Joseph K. es el nombre del protagonista de El proceso, de Franz Kafka.

Y todas las novelas tienen para mí dos historias:

UNO. La historia de la novela en una Historia de la Literatura, o del Arte en general. Dicho de otro modo, el lugar que ocupa dentro de una larga serie de obras literarias, de la que puede entrar y salir (El Quijote entró y salió varias veces de las historias literarias españolas durante un par de siglos).

DOS. La historia de la novela en la Historia de mis Lecturas. Es decir, el lugar que ocupa dentro de una corta serie de obras literarias que han pasado por mis manos. También se puede entrar y salir de esta serie.

El proceso había entrado varias veces en mi Historia, y había salido rápidamente. Al principio eché la culpa a la edición, que usa un tipo de letra y un papel bastante desagradables para mí (no digo el nombre de la editorial para no herir susceptibilidades). No quería rendirme a la idea de que no era capaz de comprender el mensaje oculto que la inteligente obra de Kafka nos ofrece. Me creo un tipo bastante inteligente, y el no comprender a Kafka me ofendía en lo más profundo de mi esnobismo.

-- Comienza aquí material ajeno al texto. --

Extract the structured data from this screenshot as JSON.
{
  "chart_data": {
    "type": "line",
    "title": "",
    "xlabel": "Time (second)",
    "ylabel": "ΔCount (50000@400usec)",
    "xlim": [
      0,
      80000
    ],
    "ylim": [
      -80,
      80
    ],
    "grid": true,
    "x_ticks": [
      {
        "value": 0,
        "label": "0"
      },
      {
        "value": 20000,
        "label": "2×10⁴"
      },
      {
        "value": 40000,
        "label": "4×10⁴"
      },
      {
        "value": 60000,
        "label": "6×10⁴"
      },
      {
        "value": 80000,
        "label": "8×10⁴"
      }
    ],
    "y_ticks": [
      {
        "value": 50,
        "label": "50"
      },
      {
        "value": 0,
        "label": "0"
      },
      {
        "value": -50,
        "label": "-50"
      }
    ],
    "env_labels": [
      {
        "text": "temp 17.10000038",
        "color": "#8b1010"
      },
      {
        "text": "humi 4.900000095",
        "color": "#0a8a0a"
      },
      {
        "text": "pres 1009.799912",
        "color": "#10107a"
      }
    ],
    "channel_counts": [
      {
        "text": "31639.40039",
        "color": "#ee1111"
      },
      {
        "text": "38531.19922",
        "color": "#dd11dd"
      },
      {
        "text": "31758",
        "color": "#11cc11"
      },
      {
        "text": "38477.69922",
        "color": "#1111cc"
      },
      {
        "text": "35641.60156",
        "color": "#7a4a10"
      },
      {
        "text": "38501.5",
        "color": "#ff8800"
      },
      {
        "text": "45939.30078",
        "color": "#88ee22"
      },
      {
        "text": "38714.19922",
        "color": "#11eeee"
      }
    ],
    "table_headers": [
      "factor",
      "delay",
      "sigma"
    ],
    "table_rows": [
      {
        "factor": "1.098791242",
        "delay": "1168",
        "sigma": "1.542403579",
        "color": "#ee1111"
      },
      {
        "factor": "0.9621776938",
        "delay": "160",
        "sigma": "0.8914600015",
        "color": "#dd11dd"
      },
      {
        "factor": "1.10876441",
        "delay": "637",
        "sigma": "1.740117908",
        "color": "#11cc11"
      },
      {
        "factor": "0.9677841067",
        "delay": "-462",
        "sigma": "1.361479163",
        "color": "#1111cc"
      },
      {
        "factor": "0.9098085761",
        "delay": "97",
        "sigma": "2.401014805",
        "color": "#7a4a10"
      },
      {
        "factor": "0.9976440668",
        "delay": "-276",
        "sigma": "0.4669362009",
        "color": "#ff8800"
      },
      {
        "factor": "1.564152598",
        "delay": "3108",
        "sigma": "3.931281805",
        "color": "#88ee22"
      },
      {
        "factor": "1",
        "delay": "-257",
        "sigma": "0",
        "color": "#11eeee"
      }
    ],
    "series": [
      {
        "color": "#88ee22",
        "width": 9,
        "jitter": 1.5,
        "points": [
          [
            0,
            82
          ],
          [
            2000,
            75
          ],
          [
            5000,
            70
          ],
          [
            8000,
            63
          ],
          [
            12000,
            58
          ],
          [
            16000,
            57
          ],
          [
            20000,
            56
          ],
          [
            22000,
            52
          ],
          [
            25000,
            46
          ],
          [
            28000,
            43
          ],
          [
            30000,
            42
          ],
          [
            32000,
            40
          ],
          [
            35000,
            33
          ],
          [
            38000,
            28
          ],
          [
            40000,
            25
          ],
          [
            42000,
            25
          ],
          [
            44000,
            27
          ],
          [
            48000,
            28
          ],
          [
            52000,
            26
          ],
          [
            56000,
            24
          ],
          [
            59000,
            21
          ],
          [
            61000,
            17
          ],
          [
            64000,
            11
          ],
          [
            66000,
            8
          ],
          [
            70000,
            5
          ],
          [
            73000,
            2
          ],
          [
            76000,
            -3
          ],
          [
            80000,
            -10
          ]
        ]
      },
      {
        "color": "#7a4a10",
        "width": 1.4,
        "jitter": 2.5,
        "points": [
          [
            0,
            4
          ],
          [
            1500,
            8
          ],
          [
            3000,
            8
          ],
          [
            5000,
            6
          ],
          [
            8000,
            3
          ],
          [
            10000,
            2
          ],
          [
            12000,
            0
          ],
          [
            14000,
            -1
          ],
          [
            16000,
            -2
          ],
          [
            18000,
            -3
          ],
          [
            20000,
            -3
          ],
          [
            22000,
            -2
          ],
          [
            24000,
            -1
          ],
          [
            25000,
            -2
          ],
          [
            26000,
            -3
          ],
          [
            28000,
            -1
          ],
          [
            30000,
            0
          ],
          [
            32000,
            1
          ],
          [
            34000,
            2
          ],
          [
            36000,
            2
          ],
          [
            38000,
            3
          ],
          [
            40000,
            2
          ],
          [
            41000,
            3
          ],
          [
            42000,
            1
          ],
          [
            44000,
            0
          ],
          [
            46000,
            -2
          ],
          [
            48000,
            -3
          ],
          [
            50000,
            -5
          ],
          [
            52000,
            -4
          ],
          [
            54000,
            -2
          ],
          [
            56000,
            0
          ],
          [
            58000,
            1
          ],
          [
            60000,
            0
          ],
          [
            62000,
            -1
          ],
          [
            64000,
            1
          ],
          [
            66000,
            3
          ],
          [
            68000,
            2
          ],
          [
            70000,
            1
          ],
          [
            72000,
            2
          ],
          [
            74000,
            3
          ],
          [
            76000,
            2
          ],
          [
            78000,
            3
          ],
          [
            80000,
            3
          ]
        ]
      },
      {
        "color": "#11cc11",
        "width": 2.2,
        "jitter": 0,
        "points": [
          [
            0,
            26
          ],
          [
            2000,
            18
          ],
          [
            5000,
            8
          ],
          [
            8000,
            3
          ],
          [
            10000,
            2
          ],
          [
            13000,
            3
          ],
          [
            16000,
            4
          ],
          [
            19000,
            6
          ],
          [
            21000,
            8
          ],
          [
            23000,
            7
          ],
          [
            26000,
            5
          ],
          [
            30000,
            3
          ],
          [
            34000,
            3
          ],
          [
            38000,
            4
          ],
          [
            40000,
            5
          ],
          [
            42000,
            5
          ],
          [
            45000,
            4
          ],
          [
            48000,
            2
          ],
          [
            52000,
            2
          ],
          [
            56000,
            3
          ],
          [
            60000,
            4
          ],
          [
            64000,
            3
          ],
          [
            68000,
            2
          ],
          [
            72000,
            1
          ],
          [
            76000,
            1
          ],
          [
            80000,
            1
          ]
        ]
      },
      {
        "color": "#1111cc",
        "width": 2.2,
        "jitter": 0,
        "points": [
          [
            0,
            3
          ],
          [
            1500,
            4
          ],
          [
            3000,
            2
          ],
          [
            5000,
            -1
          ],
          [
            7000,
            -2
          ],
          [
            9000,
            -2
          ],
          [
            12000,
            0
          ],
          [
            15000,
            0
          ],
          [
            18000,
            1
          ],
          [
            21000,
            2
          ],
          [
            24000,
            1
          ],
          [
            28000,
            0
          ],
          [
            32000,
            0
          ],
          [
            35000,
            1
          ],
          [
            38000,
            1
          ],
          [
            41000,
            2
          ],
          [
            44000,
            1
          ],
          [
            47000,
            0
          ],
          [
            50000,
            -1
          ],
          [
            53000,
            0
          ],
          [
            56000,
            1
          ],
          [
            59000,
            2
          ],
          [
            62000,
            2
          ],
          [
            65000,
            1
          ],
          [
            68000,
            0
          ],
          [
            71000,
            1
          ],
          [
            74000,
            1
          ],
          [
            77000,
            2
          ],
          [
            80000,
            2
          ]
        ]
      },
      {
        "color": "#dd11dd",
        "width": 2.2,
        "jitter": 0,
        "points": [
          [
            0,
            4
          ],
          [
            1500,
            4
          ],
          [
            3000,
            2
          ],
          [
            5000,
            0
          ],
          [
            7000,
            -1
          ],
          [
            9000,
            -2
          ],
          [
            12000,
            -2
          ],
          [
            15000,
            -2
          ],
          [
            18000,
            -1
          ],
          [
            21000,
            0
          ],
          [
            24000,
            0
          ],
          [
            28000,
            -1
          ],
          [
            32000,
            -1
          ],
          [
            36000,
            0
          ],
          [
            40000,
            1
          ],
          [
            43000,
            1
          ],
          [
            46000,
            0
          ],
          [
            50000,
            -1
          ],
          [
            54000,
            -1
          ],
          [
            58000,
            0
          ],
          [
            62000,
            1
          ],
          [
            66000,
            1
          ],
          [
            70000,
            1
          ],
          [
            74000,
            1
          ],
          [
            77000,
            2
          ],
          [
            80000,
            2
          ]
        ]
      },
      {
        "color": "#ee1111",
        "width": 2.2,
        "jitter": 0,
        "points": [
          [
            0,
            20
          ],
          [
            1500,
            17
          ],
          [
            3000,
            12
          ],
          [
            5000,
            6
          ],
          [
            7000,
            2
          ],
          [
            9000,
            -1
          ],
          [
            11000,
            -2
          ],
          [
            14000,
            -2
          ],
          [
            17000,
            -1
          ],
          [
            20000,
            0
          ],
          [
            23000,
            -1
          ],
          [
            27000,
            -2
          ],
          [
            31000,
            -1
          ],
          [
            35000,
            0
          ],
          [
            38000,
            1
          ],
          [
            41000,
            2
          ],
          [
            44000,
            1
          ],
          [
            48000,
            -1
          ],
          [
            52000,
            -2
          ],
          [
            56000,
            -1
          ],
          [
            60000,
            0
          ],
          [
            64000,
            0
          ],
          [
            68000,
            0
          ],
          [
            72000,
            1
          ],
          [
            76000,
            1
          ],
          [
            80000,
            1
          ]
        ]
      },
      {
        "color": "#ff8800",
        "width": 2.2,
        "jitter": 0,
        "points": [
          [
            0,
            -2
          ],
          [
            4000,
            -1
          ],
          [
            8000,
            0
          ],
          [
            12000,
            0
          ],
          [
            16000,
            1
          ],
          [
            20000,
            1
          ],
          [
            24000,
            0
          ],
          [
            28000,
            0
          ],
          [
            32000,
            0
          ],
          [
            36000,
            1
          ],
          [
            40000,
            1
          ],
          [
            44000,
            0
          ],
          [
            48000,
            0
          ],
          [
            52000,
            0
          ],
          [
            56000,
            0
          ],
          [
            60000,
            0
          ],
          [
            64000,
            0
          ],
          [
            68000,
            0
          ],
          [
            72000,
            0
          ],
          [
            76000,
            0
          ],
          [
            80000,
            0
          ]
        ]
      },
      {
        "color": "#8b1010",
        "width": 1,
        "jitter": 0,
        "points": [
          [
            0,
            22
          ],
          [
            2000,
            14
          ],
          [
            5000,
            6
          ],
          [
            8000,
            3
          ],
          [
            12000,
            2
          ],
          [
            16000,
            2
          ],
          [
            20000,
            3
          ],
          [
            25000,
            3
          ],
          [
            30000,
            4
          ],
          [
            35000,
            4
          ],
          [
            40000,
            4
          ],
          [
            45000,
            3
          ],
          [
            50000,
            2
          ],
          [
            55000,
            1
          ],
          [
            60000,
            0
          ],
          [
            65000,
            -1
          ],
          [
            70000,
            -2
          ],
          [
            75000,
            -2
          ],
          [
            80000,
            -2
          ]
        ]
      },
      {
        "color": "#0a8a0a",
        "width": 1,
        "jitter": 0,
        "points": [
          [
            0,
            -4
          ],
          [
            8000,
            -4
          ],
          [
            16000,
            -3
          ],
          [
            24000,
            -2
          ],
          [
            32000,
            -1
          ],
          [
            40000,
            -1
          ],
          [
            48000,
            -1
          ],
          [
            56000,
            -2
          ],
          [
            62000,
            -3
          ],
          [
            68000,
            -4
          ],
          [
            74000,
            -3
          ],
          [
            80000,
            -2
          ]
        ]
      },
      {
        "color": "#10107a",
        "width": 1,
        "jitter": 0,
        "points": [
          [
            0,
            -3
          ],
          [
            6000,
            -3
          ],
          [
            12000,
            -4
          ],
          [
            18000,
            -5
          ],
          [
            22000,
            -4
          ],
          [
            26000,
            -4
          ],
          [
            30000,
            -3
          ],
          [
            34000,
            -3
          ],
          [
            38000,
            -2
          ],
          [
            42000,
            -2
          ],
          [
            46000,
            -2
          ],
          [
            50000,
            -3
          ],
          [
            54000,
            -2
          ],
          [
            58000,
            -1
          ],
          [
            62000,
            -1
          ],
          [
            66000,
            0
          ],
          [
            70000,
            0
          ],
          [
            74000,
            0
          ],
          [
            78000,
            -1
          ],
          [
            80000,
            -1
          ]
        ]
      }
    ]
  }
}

Entonces comencé a leer a Kundera (gracias a mi amigo Per Sverre, como ya os comenté) y en el segundo libro suyo que voy leyendo (Los testamentos traicionados) encontré la clave: no hay nada que comprender. Es una novela. Es más: es una novela de risa. No hay que buscar mayores complicaciones: se lee para entretenerse, y punto. Retomé la novela quién sabe si por cuarta o quinta vez y me tiene enganchado. Y me parto de risa casi en cada párrafo. Es más, si se me permite la ironía, la estoy comprendiendo mucho mejor, cuando no trato de comprenderla. Estoy comenzando a atisbar el genio de Kafka, y además mi ego no está sufriendo un solo ataque.

Es necesario hacerlo con todas las obras literarias: no cometer el error de querer ver más de lo que su autor nos quiere decir. Si le buscamos significados ocultos a una novela o un poema, estaremos leyendo nuestro poema o nuestra novela, y no los del autor. Esto me lo dijo hace años un profesor mío de la universidad (que por lo demás era un imbécil).

En fin: desternillante. Ya comentaré más a fondo cuando la acabe. Deduzco que no será muy tarde.

Una nota sobre el nombre del protagonista, Joseph K. Gran parte de la crítica que busca significados ocultos en El proceso ve en K. un alter ego de Kafka. A mí mismo me parecía imposible que no fuese así. La letra k no es frecuente en castellano. ¡Pero sí en checo! Kafka, Kundera, Janácek, Skoda. Fácil, ¿no? Quiero decir que es fácil darse cuenta de lo obvio cuando un genio te lo pone delante de los ojos. Gracias, Kundera.